Overall, it’s like they took my least favorite parts of the first game (runbacks, flying pests which throw projectiles, deep nest) and made those parts central to this game. It’s very claustrophobic, dimly lit, and just kinda feels like you’re stumbling through it all. In addition, fundamentally, the skill floor is just too high. “Oh well, why don’t you just go explore and come back to this hard boss later?” Because so much extra content is hidden behind endless waves of sidequests/gank/gauntlets/etc. that you can’t help but feel like you’re always underleveled no matter what. Even health masks feel useless to a degree, because merely colliding with a static enemy = 2x damage.
All that said, don’t get me wrong, there's incredible content in this game. I'd recommend trying it out, especially at 20 dollars. But I can't help but think that they took a large DLC for Hollow Knight and then padded it with uninspired, well, junk and gimmicks. Sure, some hardcore Fans might eat this stuff up, but for me-- it feels like a waste of time. Tantalizingly, I think it could be a 10/10 game with a couple of changes to make the story/ambiance/etc. more central and the difficulty more justified and enjoyable.
Finally, I wanted to add a few solutions to these problems in the form of mods I used in Act III.
1. Warding Bell Plus - Makes you temporarily invulnerable while healing, preventing the mechanic which drops your entire silk bar *and* damages you if you get hit by an enemy (because of i.e. contact damage by flying/teleporting enemies).
2. Custom Hit I-Frames (No Multi-Hit Anymore) - Increases invulnerability after taking damage by a few milliseconds, preventing instances where you get spam-hit by multiple enemies.
3. All Enemies Drop Rosary Beads (and Shards) - Makes the game feel more rewarding and less like a grind, especially early on.
4. Stakes of Marika - Rebirth. I wouldn't recommend this for the original game, but for this one the runbacks are so egregious that I strongly recommend it. I wish this mod only removed the most tedious runbacks, but it is what it is.
Bonus 1 [tools]: Get Multibinder (heals for 4 hearts), Longclaw (extends your needle), and Wreath of Purity (protects against maggot water) as early as you can.
Bonus 2 [mods]: Always Have Compass Effect + Always Have Magnet Effect.

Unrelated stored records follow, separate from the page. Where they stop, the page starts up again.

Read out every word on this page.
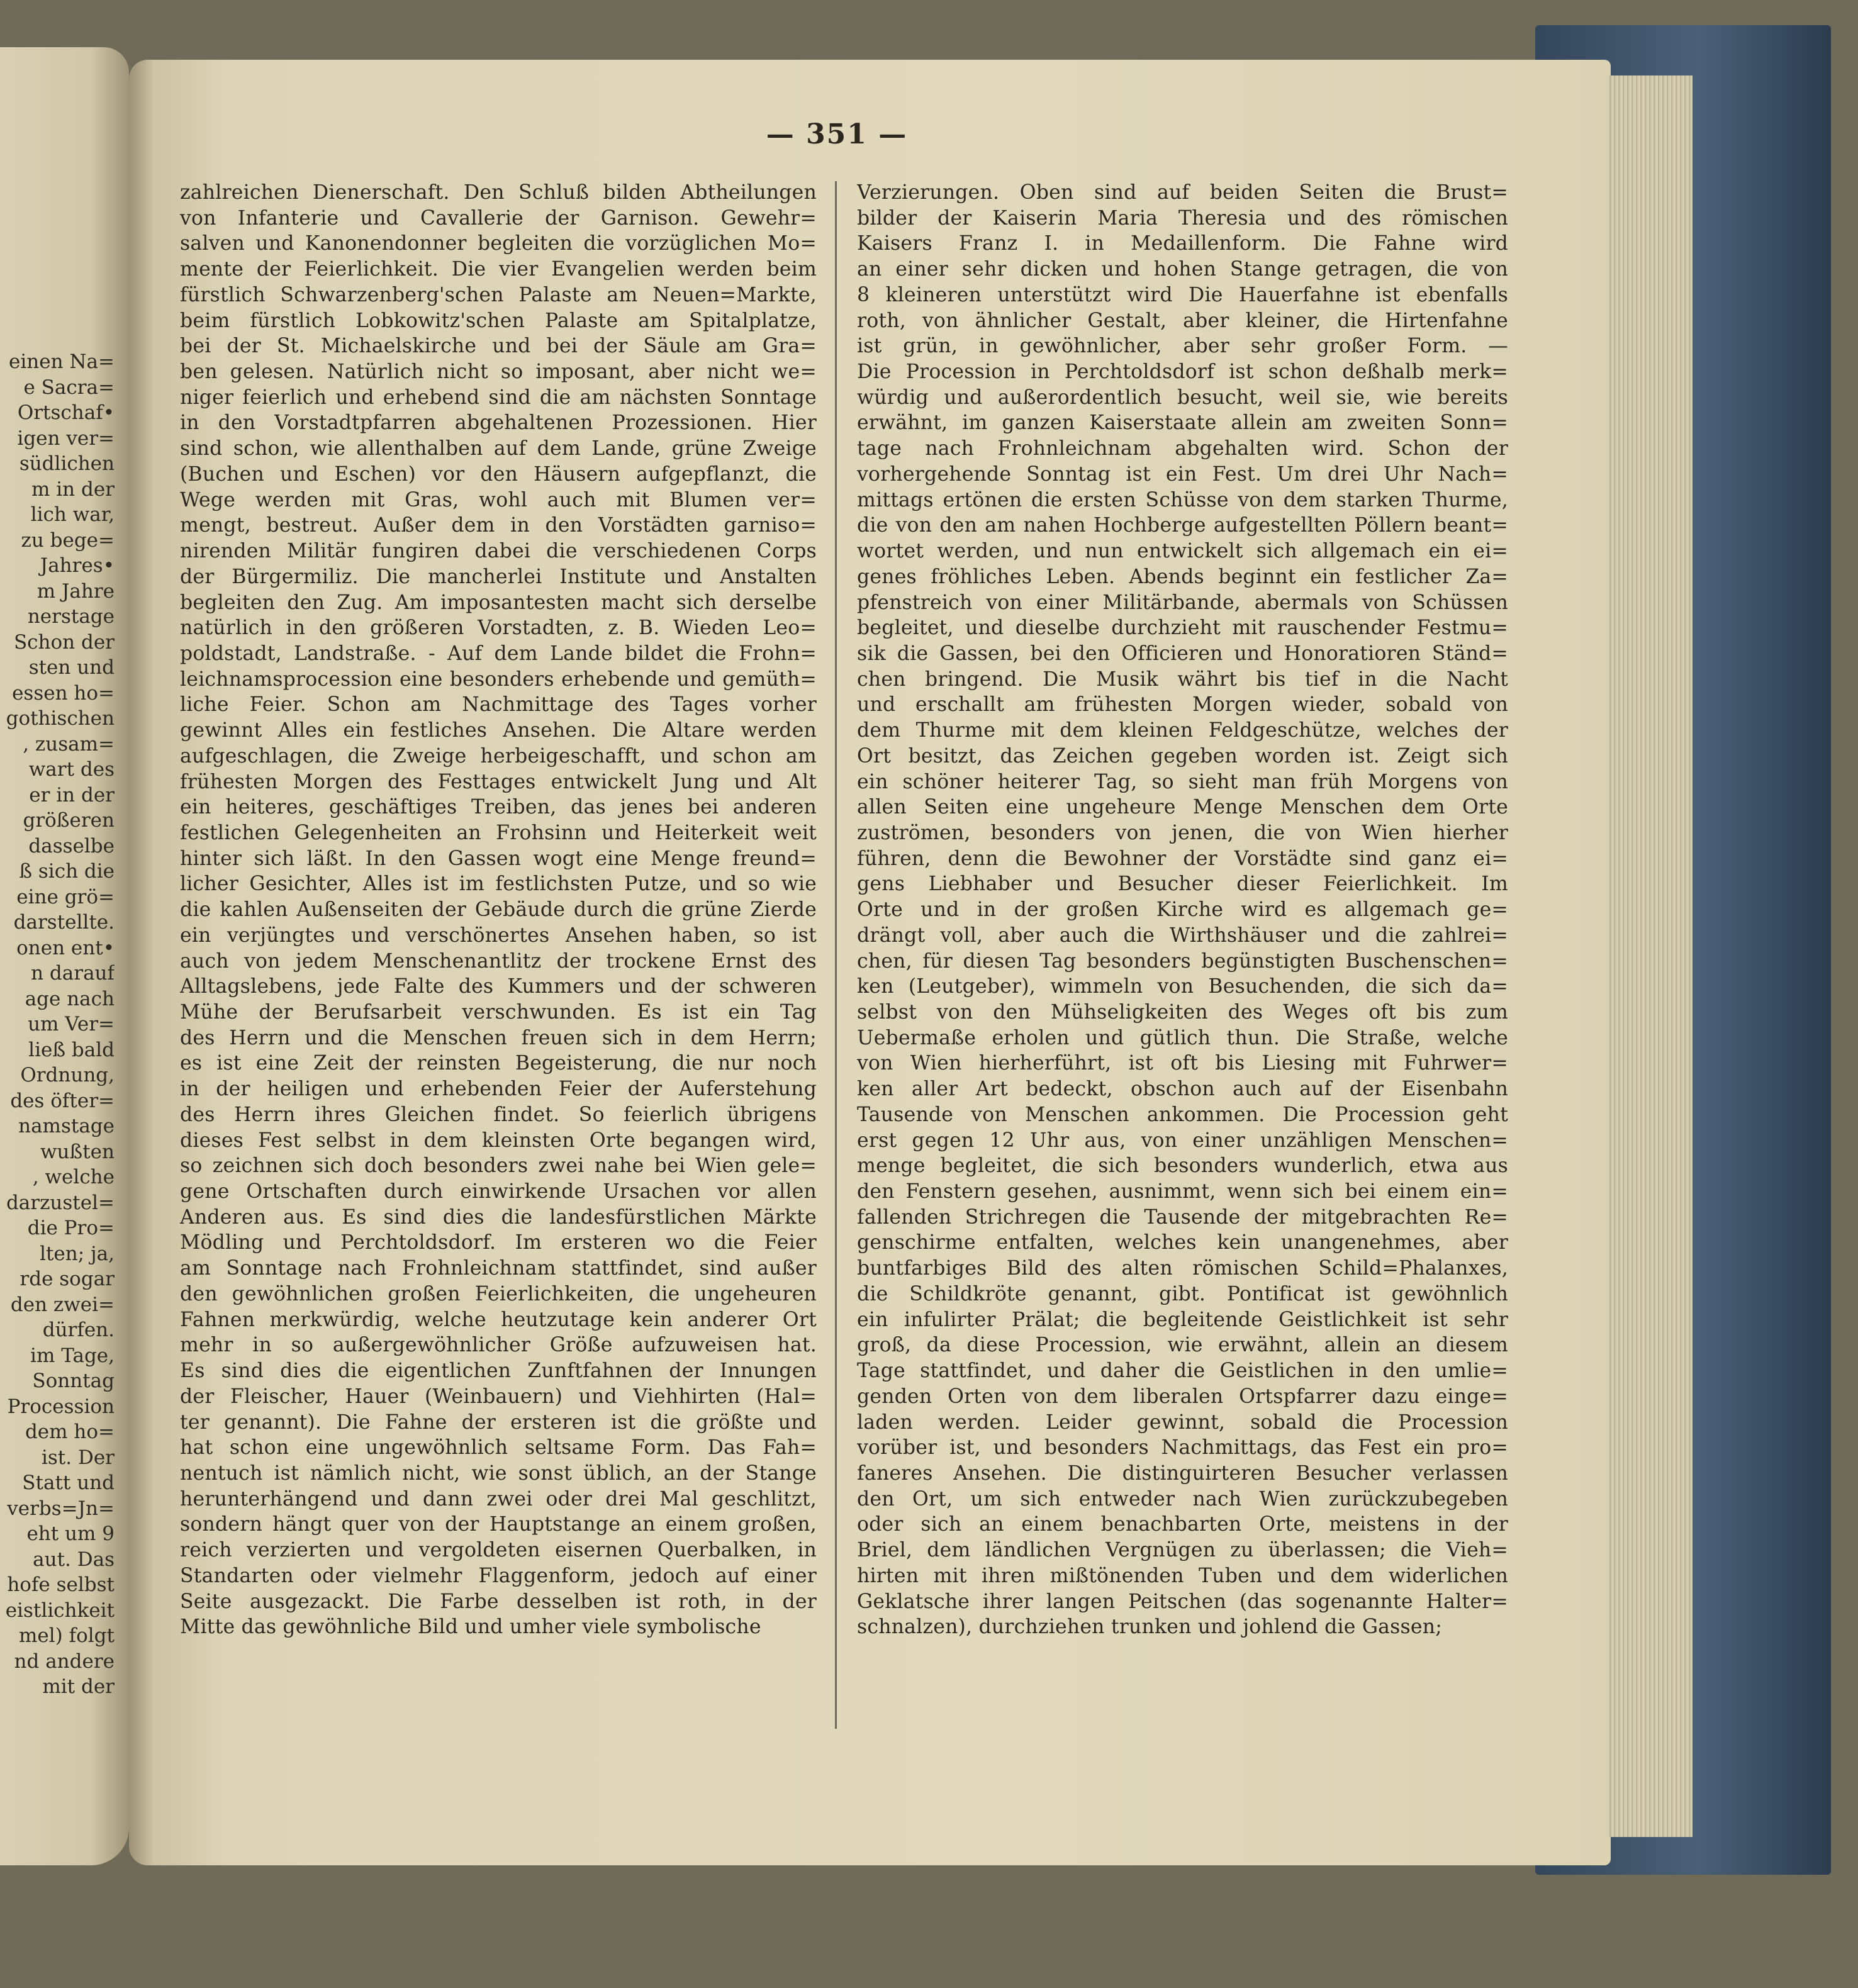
einen Na=
e Sacra=
Ortschaf•
igen ver=
südlichen
m in der
lich war,
zu bege=
Jahres•
m Jahre
nerstage
Schon der
sten und
essen ho=
gothischen
, zusam=
wart des
er in der
größeren
dasselbe
ß sich die
eine grö=
darstellte.
onen ent•
n darauf
age nach
um Ver=
ließ bald
Ordnung,
des öfter=
namstage
wußten
, welche
darzustel=
die Pro=
lten; ja,
rde sogar
den zwei=
dürfen.
im Tage,
Sonntag
Procession
dem ho=
ist. Der
Statt und
verbs=Jn=
eht um 9
aut. Das
hofe selbst
eistlichkeit
mel) folgt
nd andere
mit der
— 351 —
zahlreichen Dienerschaft. Den Schluß bilden Abtheilungen
von Infanterie und Cavallerie der Garnison. Gewehr=
salven und Kanonendonner begleiten die vorzüglichen Mo=
mente der Feierlichkeit. Die vier Evangelien werden beim
fürstlich Schwarzenberg'schen Palaste am Neuen=Markte,
beim fürstlich Lobkowitz'schen Palaste am Spitalplatze,
bei der St. Michaelskirche und bei der Säule am Gra=
ben gelesen. Natürlich nicht so imposant, aber nicht we=
niger feierlich und erhebend sind die am nächsten Sonntage
in den Vorstadtpfarren abgehaltenen Prozessionen. Hier
sind schon, wie allenthalben auf dem Lande, grüne Zweige
(Buchen und Eschen) vor den Häusern aufgepflanzt, die
Wege werden mit Gras, wohl auch mit Blumen ver=
mengt, bestreut. Außer dem in den Vorstädten garniso=
nirenden Militär fungiren dabei die verschiedenen Corps
der Bürgermiliz. Die mancherlei Institute und Anstalten
begleiten den Zug. Am imposantesten macht sich derselbe
natürlich in den größeren Vorstadten, z. B. Wieden Leo=
poldstadt, Landstraße. - Auf dem Lande bildet die Frohn=
leichnamsprocession eine besonders erhebende und gemüth=
liche Feier. Schon am Nachmittage des Tages vorher
gewinnt Alles ein festliches Ansehen. Die Altare werden
aufgeschlagen, die Zweige herbeigeschafft, und schon am
frühesten Morgen des Festtages entwickelt Jung und Alt
ein heiteres, geschäftiges Treiben, das jenes bei anderen
festlichen Gelegenheiten an Frohsinn und Heiterkeit weit
hinter sich läßt. In den Gassen wogt eine Menge freund=
licher Gesichter, Alles ist im festlichsten Putze, und so wie
die kahlen Außenseiten der Gebäude durch die grüne Zierde
ein verjüngtes und verschönertes Ansehen haben, so ist
auch von jedem Menschenantlitz der trockene Ernst des
Alltagslebens, jede Falte des Kummers und der schweren
Mühe der Berufsarbeit verschwunden. Es ist ein Tag
des Herrn und die Menschen freuen sich in dem Herrn;
es ist eine Zeit der reinsten Begeisterung, die nur noch
in der heiligen und erhebenden Feier der Auferstehung
des Herrn ihres Gleichen findet. So feierlich übrigens
dieses Fest selbst in dem kleinsten Orte begangen wird,
so zeichnen sich doch besonders zwei nahe bei Wien gele=
gene Ortschaften durch einwirkende Ursachen vor allen
Anderen aus. Es sind dies die landesfürstlichen Märkte
Mödling und Perchtoldsdorf. Im ersteren wo die Feier
am Sonntage nach Frohnleichnam stattfindet, sind außer
den gewöhnlichen großen Feierlichkeiten, die ungeheuren
Fahnen merkwürdig, welche heutzutage kein anderer Ort
mehr in so außergewöhnlicher Größe aufzuweisen hat.
Es sind dies die eigentlichen Zunftfahnen der Innungen
der Fleischer, Hauer (Weinbauern) und Viehhirten (Hal=
ter genannt). Die Fahne der ersteren ist die größte und
hat schon eine ungewöhnlich seltsame Form. Das Fah=
nentuch ist nämlich nicht, wie sonst üblich, an der Stange
herunterhängend und dann zwei oder drei Mal geschlitzt,
sondern hängt quer von der Hauptstange an einem großen,
reich verzierten und vergoldeten eisernen Querbalken, in
Standarten oder vielmehr Flaggenform, jedoch auf einer
Seite ausgezackt. Die Farbe desselben ist roth, in der
Mitte das gewöhnliche Bild und umher viele symbolische
Verzierungen. Oben sind auf beiden Seiten die Brust=
bilder der Kaiserin Maria Theresia und des römischen
Kaisers Franz I. in Medaillenform. Die Fahne wird
an einer sehr dicken und hohen Stange getragen, die von
8 kleineren unterstützt wird Die Hauerfahne ist ebenfalls
roth, von ähnlicher Gestalt, aber kleiner, die Hirtenfahne
ist grün, in gewöhnlicher, aber sehr großer Form. —
Die Procession in Perchtoldsdorf ist schon deßhalb merk=
würdig und außerordentlich besucht, weil sie, wie bereits
erwähnt, im ganzen Kaiserstaate allein am zweiten Sonn=
tage nach Frohnleichnam abgehalten wird. Schon der
vorhergehende Sonntag ist ein Fest. Um drei Uhr Nach=
mittags ertönen die ersten Schüsse von dem starken Thurme,
die von den am nahen Hochberge aufgestellten Pöllern beant=
wortet werden, und nun entwickelt sich allgemach ein ei=
genes fröhliches Leben. Abends beginnt ein festlicher Za=
pfenstreich von einer Militärbande, abermals von Schüssen
begleitet, und dieselbe durchzieht mit rauschender Festmu=
sik die Gassen, bei den Officieren und Honoratioren Ständ=
chen bringend. Die Musik währt bis tief in die Nacht
und erschallt am frühesten Morgen wieder, sobald von
dem Thurme mit dem kleinen Feldgeschütze, welches der
Ort besitzt, das Zeichen gegeben worden ist. Zeigt sich
ein schöner heiterer Tag, so sieht man früh Morgens von
allen Seiten eine ungeheure Menge Menschen dem Orte
zuströmen, besonders von jenen, die von Wien hierher
führen, denn die Bewohner der Vorstädte sind ganz ei=
gens Liebhaber und Besucher dieser Feierlichkeit. Im
Orte und in der großen Kirche wird es allgemach ge=
drängt voll, aber auch die Wirthshäuser und die zahlrei=
chen, für diesen Tag besonders begünstigten Buschenschen=
ken (Leutgeber), wimmeln von Besuchenden, die sich da=
selbst von den Mühseligkeiten des Weges oft bis zum
Uebermaße erholen und gütlich thun. Die Straße, welche
von Wien hierherführt, ist oft bis Liesing mit Fuhrwer=
ken aller Art bedeckt, obschon auch auf der Eisenbahn
Tausende von Menschen ankommen. Die Procession geht
erst gegen 12 Uhr aus, von einer unzähligen Menschen=
menge begleitet, die sich besonders wunderlich, etwa aus
den Fenstern gesehen, ausnimmt, wenn sich bei einem ein=
fallenden Strichregen die Tausende der mitgebrachten Re=
genschirme entfalten, welches kein unangenehmes, aber
buntfarbiges Bild des alten römischen Schild=Phalanxes,
die Schildkröte genannt, gibt. Pontificat ist gewöhnlich
ein infulirter Prälat; die begleitende Geistlichkeit ist sehr
groß, da diese Procession, wie erwähnt, allein an diesem
Tage stattfindet, und daher die Geistlichen in den umlie=
genden Orten von dem liberalen Ortspfarrer dazu einge=
laden werden. Leider gewinnt, sobald die Procession
vorüber ist, und besonders Nachmittags, das Fest ein pro=
faneres Ansehen. Die distinguirteren Besucher verlassen
den Ort, um sich entweder nach Wien zurückzubegeben
oder sich an einem benachbarten Orte, meistens in der
Briel, dem ländlichen Vergnügen zu überlassen; die Vieh=
hirten mit ihren mißtönenden Tuben und dem widerlichen
Geklatsche ihrer langen Peitschen (das sogenannte Halter=
schnalzen), durchziehen trunken und johlend die Gassen;
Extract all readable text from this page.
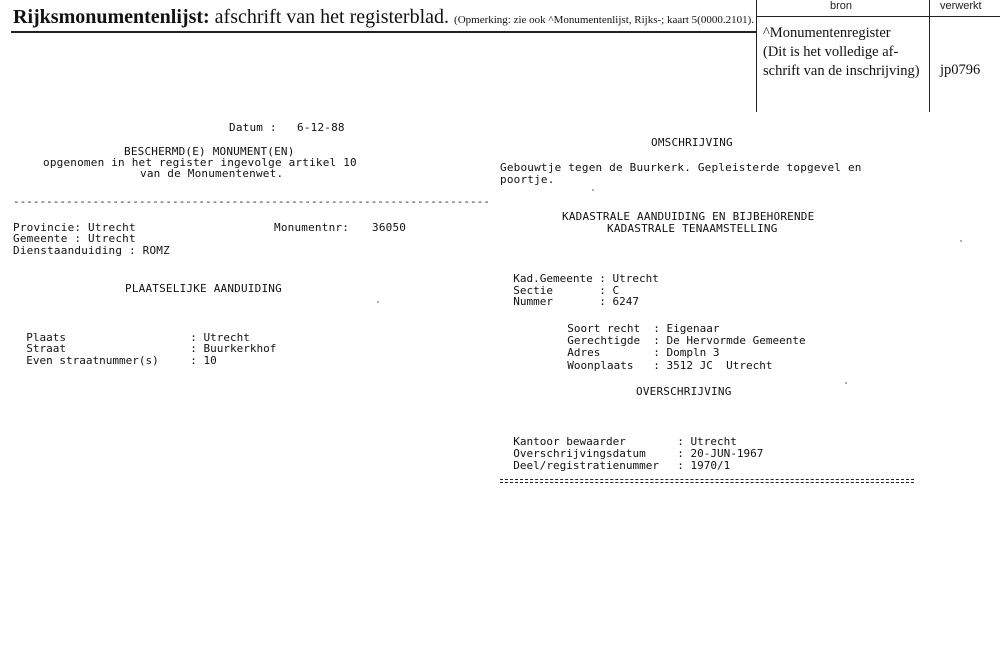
Rijksmonumentenlijst: afschrift van het registerblad. (Opmerking: zie ook ^Monumentenlijst, Rijks-; kaart 5(0000.2101).
bron	verwerkt
^Monumentenregister
(Dit is het volledige af-
schrift van de inschrijving)	jp0796
Datum : 6-12-88
BESCHERMD(E) MONUMENT(EN)
opgenomen in het register ingevolge artikel 10
van de Monumentenwet.
------------------------------------------------------------------------
Provincie: Utrecht	Monumentnr: 36050
Gemeente : Utrecht
Dienstaanduiding : ROMZ
PLAATSELIJKE AANDUIDING

Plaats	: Utrecht

Straat	: Buurkerkhof

Even straatnummer(s)	: 10

OMSCHRIJVING
Gebouwtje tegen de Buurkerk. Gepleisterde topgevel en
poortje.
KADASTRALE AANDUIDING EN BIJBEHORENDE
KADASTRALE TENAAMSTELLING

Kad.Gemeente : Utrecht

Sectie	: C

Nummer	: 6247

Soort recht : Eigenaar

Gerechtigde : De Hervormde Gemeente

Adres	: Dompln 3

Woonplaats : 3512 JC  Utrecht

OVERSCHRIJVING

Kantoor bewaarder	: Utrecht

Overschrijvingsdatum	: 20-JUN-1967

Deel/registratienummer : 1970/1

Reduces a lot of the early tedious grind.
Look, I’m all for a medium-to-high difficulty game that both challenges and rewards your skill as a player. That’s why I beat Absolute Radiance in the first game. Silksong, however, adds too much difficulty with too little reward. The skill floor is too high, the difficulty is inconsistent, and there's too much poorly designed padding in the form of i.e. uninspired gauntlets and cheap gotchas. With mods, the difficulty spikes become more well-rounded and reasonable. Lastly, I wish more reviewers could look at this game for what it is-- and not through the lens of 7 years of built-up hype and expectations. It's not a bad game, by any means. Silksong just lacks a reasonable level of difficulty and reward to make it enjoyable to play.